Previstas no artigo 178 da Constituição da República Portuguesa, as comissões parlamentares de inquérito são constituídas para cada caso específico, tendo como função vigiar o cumprimento da Constituição e das leis, assim como apreciar os atos do Governo e da Administração.
Por muitos consideradas uma importante ferramenta de controlo, imagem dos poderes de fiscalização do Parlamento, onde são feitos juízos políticos, as comissões parlamentares de inquérito são, a maior parte das vezes, usadas como arma política ao serviço dos partidos que mais não querem do que embaraçar o executivo ou outros partidos que com eles dividem as bancadas da Assembleia da República.
Nos últimos anos, temos assistido nas referidas comissões parlamentares de inquérito a alguns dos mais tristes espetáculos que se possa imaginar. Políticos, banqueiros, altos dirigentes da administração pública, empresários, etc. têm-se sentado perante os deputados que os questionam sobre o papel que desempenharam nalguns dos processos mais escandalosamente célebres da democracia portuguesa.

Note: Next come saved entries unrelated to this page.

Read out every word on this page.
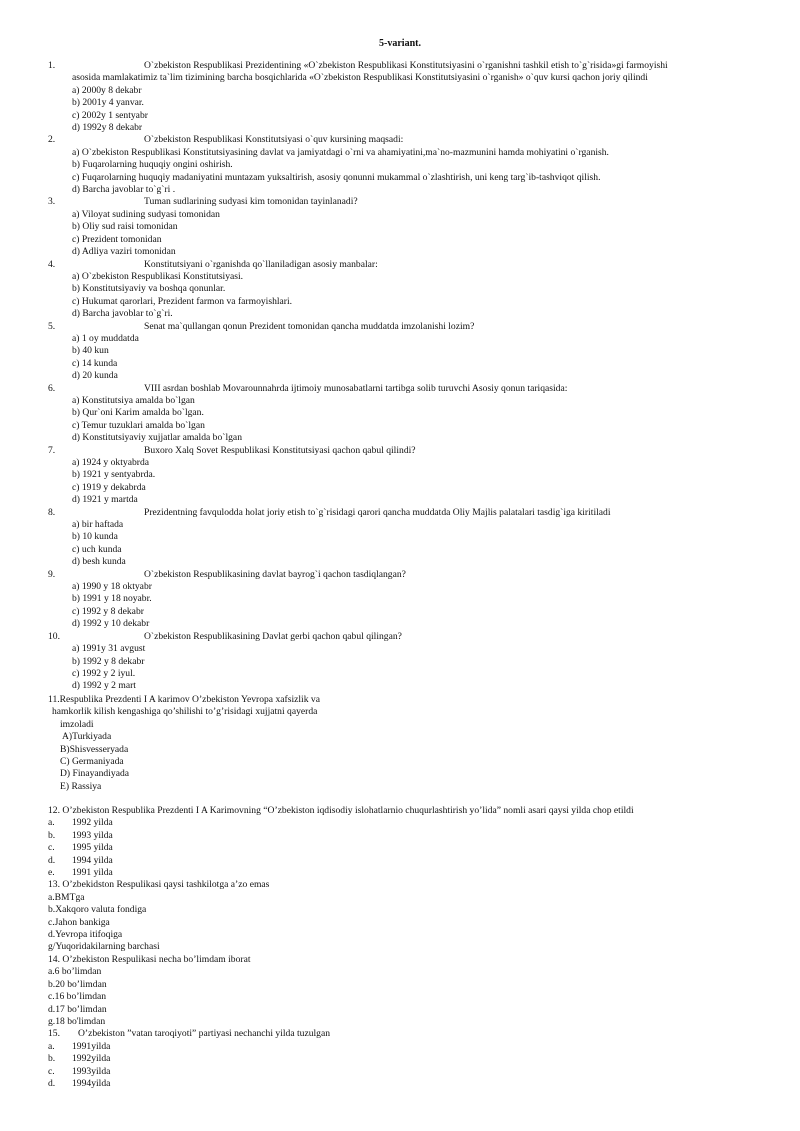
5-variant.
1.	O`zbekiston Respublikasi Prezidentining «O`zbekiston Respublikasi Konstitutsiyasini o`rganishni tashkil etish to`g`risida»gi farmoyishi
asosida mamlakatimiz ta`lim tizimining barcha bosqichlarida «O`zbekiston Respublikasi Konstitutsiyasini o`rganish» o`quv kursi qachon joriy qilindi
a) 2000y 8 dekabr
b) 2001y 4 yanvar.
c) 2002y 1 sentyabr
d) 1992y 8 dekabr
2.	O`zbekiston Respublikasi Konstitutsiyasi o`quv kursining maqsadi:
a) O`zbekiston Respublikasi Konstitutsiyasining davlat va jamiyatdagi o`rni va ahamiyatini,ma`no-mazmunini hamda mohiyatini o`rganish.
b) Fuqarolarning huquqiy ongini oshirish.
c) Fuqarolarning huquqiy madaniyatini muntazam yuksaltirish, asosiy qonunni mukammal o`zlashtirish, uni keng targ`ib-tashviqot qilish.
d) Barcha javoblar to`g`ri .
3.	Tuman sudlarining sudyasi kim tomonidan tayinlanadi?
a) Viloyat sudining sudyasi tomonidan
b) Oliy sud raisi tomonidan
c) Prezident tomonidan
d) Adliya vaziri tomonidan
4.	Konstitutsiyani o`rganishda qo`llaniladigan asosiy manbalar:
a) O`zbekiston Respublikasi Konstitutsiyasi.
b) Konstitutsiyaviy va boshqa qonunlar.
c) Hukumat qarorlari, Prezident farmon va farmoyishlari.
d) Barcha javoblar to`g`ri.
5.	Senat ma`qullangan qonun Prezident tomonidan qancha muddatda imzolanishi lozim?
a) 1 oy muddatda
b) 40 kun
c) 14 kunda
d) 20 kunda
6.	VIII asrdan boshlab Movarounnahrda ijtimoiy munosabatlarni tartibga solib turuvchi Asosiy qonun tariqasida:
a) Konstitutsiya amalda bo`lgan
b) Qur`oni Karim amalda bo`lgan.
c) Temur tuzuklari amalda bo`lgan
d) Konstitutsiyaviy xujjatlar amalda bo`lgan
7.	Buxoro Xalq Sovet Respublikasi Konstitutsiyasi qachon qabul qilindi?
a) 1924 y oktyabrda
b) 1921 y sentyabrda.
c) 1919 y dekabrda
d) 1921 y martda
8.	Prezidentning favqulodda holat joriy etish to`g`risidagi qarori qancha muddatda Oliy Majlis palatalari tasdig`iga kiritiladi
a) bir haftada
b) 10 kunda
c) uch kunda
d) besh kunda
9.	O`zbekiston Respublikasining davlat bayrog`i qachon tasdiqlangan?
a) 1990 y 18 oktyabr
b) 1991 y 18 noyabr.
c) 1992 y 8 dekabr
d) 1992 y 10 dekabr
10.	O`zbekiston Respublikasining Davlat gerbi qachon qabul qilingan?
a) 1991y 31 avgust
b) 1992 y 8 dekabr
c) 1992 y 2 iyul.
d) 1992 y 2 mart
11.Respublika Prezdenti I A karimov O’zbekiston Yevropa xafsizlik va
hamkorlik kilish kengashiga qo’shilishi to’g’risidagi xujjatni qayerda
imzoladi
A)Turkiyada
B)Shisvesseryada
C) Germaniyada
D) Finayandiyada
E) Rassiya
12. O’zbekiston Respublika Prezdenti I A Karimovning “O’zbekiston iqdisodiy islohatlarnio chuqurlashtirish yo’lida” nomli asari qaysi yilda chop etildi
a.	1992 yilda
b.	1993 yilda
c.	1995 yilda
d.	1994 yilda
e.	1991 yilda
13. O’zbekidston Respulikasi qaysi tashkilotga a’zo emas
a.BMTga
b.Xakqoro valuta fondiga
c.Jahon bankiga
d.Yevropa itifoqiga
g/Yuqoridakilarning barchasi
14. O’zbekiston Respulikasi necha bo’limdam iborat
a.6 bo’limdan
b.20 bo’limdan
c.16 bo’limdan
d.17 bo’limdan
g.18 bo'limdan
15.	O’zbekiston ”vatan taroqiyoti” partiyasi nechanchi yilda tuzulgan
a.	1991yilda
b.	1992yilda
c.	1993yilda
d.	1994yilda
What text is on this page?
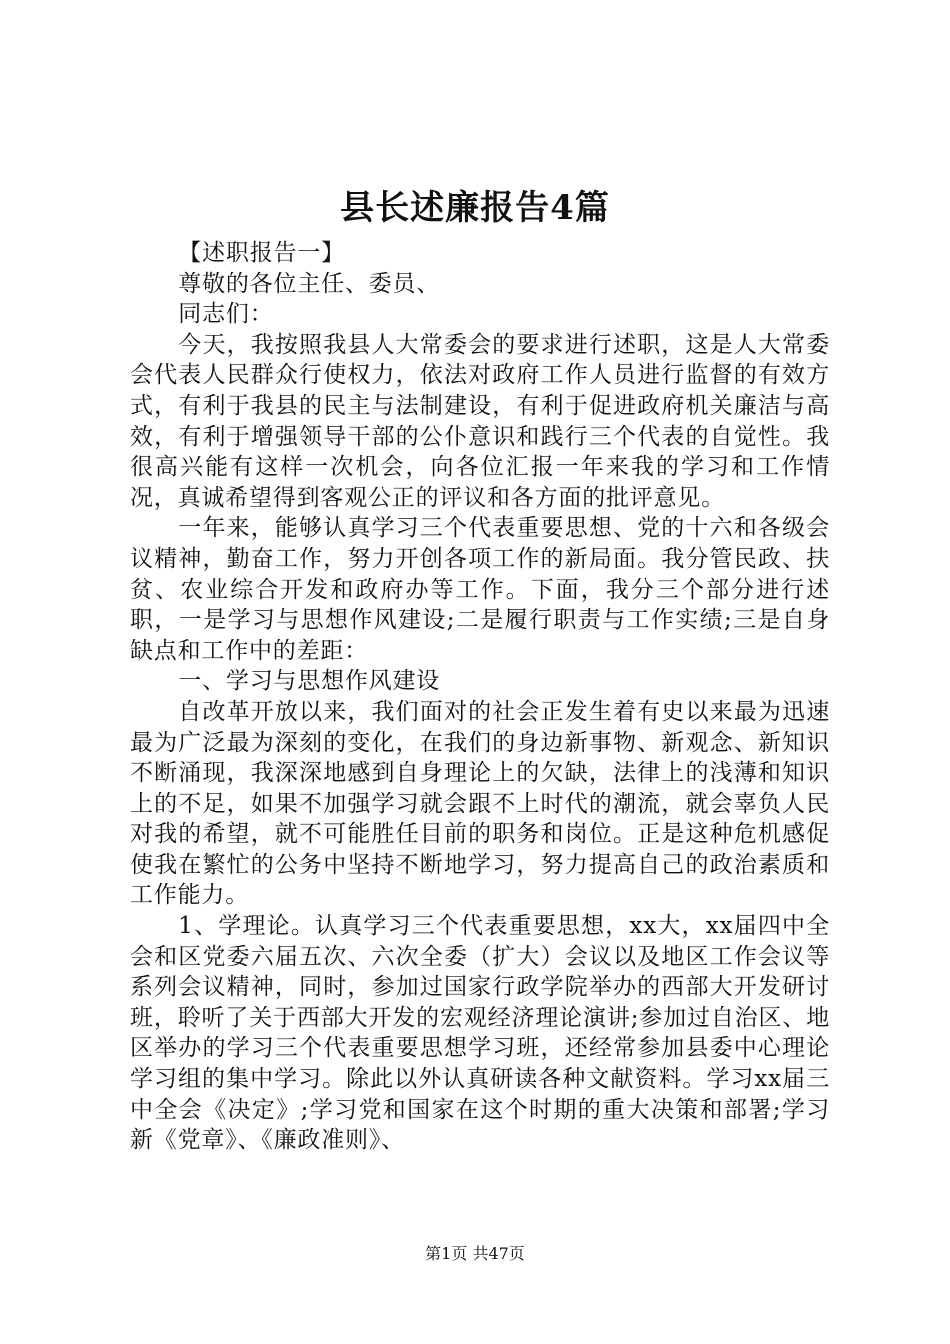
县长述廉报告4篇

【述职报告一】

尊敬的各位主任、委员、

同志们：

今天，我按照我县人大常委会的要求进行述职，这是人大常委会代表人民群众行使权力，依法对政府工作人员进行监督的有效方式，有利于我县的民主与法制建设，有利于促进政府机关廉洁与高效，有利于增强领导干部的公仆意识和践行三个代表的自觉性。我很高兴能有这样一次机会，向各位汇报一年来我的学习和工作情况，真诚希望得到客观公正的评议和各方面的批评意见。

一年来，能够认真学习三个代表重要思想、党的十六和各级会议精神，勤奋工作，努力开创各项工作的新局面。我分管民政、扶贫、农业综合开发和政府办等工作。下面，我分三个部分进行述职，一是学习与思想作风建设;二是履行职责与工作实绩;三是自身缺点和工作中的差距：

一、学习与思想作风建设

自改革开放以来，我们面对的社会正发生着有史以来最为迅速最为广泛最为深刻的变化，在我们的身边新事物、新观念、新知识不断涌现，我深深地感到自身理论上的欠缺，法律上的浅薄和知识上的不足，如果不加强学习就会跟不上时代的潮流，就会辜负人民对我的希望，就不可能胜任目前的职务和岗位。正是这种危机感促使我在繁忙的公务中坚持不断地学习，努力提高自己的政治素质和工作能力。

1、学理论。认真学习三个代表重要思想，xx大，xx届四中全会和区党委六届五次、六次全委（扩大）会议以及地区工作会议等系列会议精神，同时，参加过国家行政学院举办的西部大开发研讨班，聆听了关于西部大开发的宏观经济理论演讲;参加过自治区、地区举办的学习三个代表重要思想学习班，还经常参加县委中心理论学习组的集中学习。除此以外认真研读各种文献资料。学习xx届三中全会《决定》;学习党和国家在这个时期的重大决策和部署;学习新《党章》、《廉政准则》、

第1页 共47页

Quem não se recorda das intervenções de Joe Berardo no âmbito da Comissão de Inquérito à recapitalização e gestão da CGD ou das atuações de Zeinal Bava, Ricardo Salgado e companhia na Comissão de Inquérito à queda do Grupo Espírito Santo.
No quadro da comissão parlamentar de inquérito sobre o Novo Banco, o estranhamente apelidado “Banco Bom” saído do colapso do BES, assistimos, nas últimas semanas, a mais dois tristes espetáculos protagonizados por grandes devedores desta entidade bancária que tanta tinta tem feito correr nos tempos mais recentes.
O “primeiro ator” a comparecer perante os representantes do povo português foi o empresário Bernardo Moniz da Maia, administrador da Sogema, que, em 2014, entrou em incumprimento perante o Novo Banco, com uma dívida superior a 500 milhões de euros. Com vários ataques de amnésia ao longo da sua audição, Moniz da Maia deixou transparecer a ideia que dificilmente poderia ter, ao longo da sua vida profissional, gerido mais do que uma simples loja de conveniência, tal a falta de conhecimentos revelados e a ignorância da realidade de empresas de que supostamente foi ou é o responsável máximo.
Só os mais crentes podem imaginar que partilhou com os deputados e com os seus representados, o povo português, as nuances que levaram a que derretesse um património de milhões, deixando nas mãos dos contribuintes uma enorme conta para estes pagarem.
No início da semana, foi Luís Filipe Vieira, o presidente do Benfica, que apareceu perante os deputados para tentar explicar a razão de ser da enorme dívida da Promovalor, da qual é presidente, ao Novo Banco, fazendo com que esta apareça na lista dos maiores incumpridores. Contrariamente a Bernardo Moniz da Maia, Luís Filipe Vieira apareceu menos amnésico, sendo capaz, no entanto, de sacudir, a cada passo, a água do capote e desresponsabilizando-se das dívidas existentes, assumindo que está e sempre esteve disponível para pagar o que deve e que numa deixou de cumprir as suas responsabilidades.
Confrontado com o facto de, estranhamente, só ser proprietário de um palheiro, nada mais tendo em seu nome, algo que, como é sabido, é sempre conveniente em situações de dívidas de montantes avassaladores, referiu que nem sabia onde era esse palheiro e que deveria ter mais alguns bens em seu nome.
Do funcionamento das comissões de inquérito fica a imagem para o público em geral de que as mesmas representam uma enorme perda de tempo, com um conjunto de pessoas a ensaiar um papel próprio dos bons comediantes, fazendo troça dos representantes do povo português em plena casa da democracia.
O comum dos cidadãos, assistindo a estes tristes espetáculos, protagonizados por algumas pessoas que se habituou a ver, algumas vezes quase diariamente, no pequeno ecrã, fica a saber algo que há muito os mais conhecedores dos meandros da finança já sabem: quem tem uma pequena dívida para com as instituições financeiras tem um grave problema, quem tem uma enorme dívida para com estas faz com que as mesmas tenham um grave problema.
Tristes são aqueles que todos os dias labutam arduamente para levar uma vida digna e cumpridora, respeitando os compromissos assumidos e contribuindo para o desenvolvimento da sociedade portuguesa. Ao seu lado, existem muitos que vivem de recursos alheios, na maior opulência e quando a coisa se complica rapidamente se eximem do pagamento das suas responsabilidades, culpabilizando sempre terceiros pelos problemas que enfrentam.
De uma vez por todas, acabe-se com estes confessionários televisionados ou então consigam extrair-se algumas consequências da passagem destas tenebrosas personagens por uma casa que deveria merecer o respeito de todos os portugueses.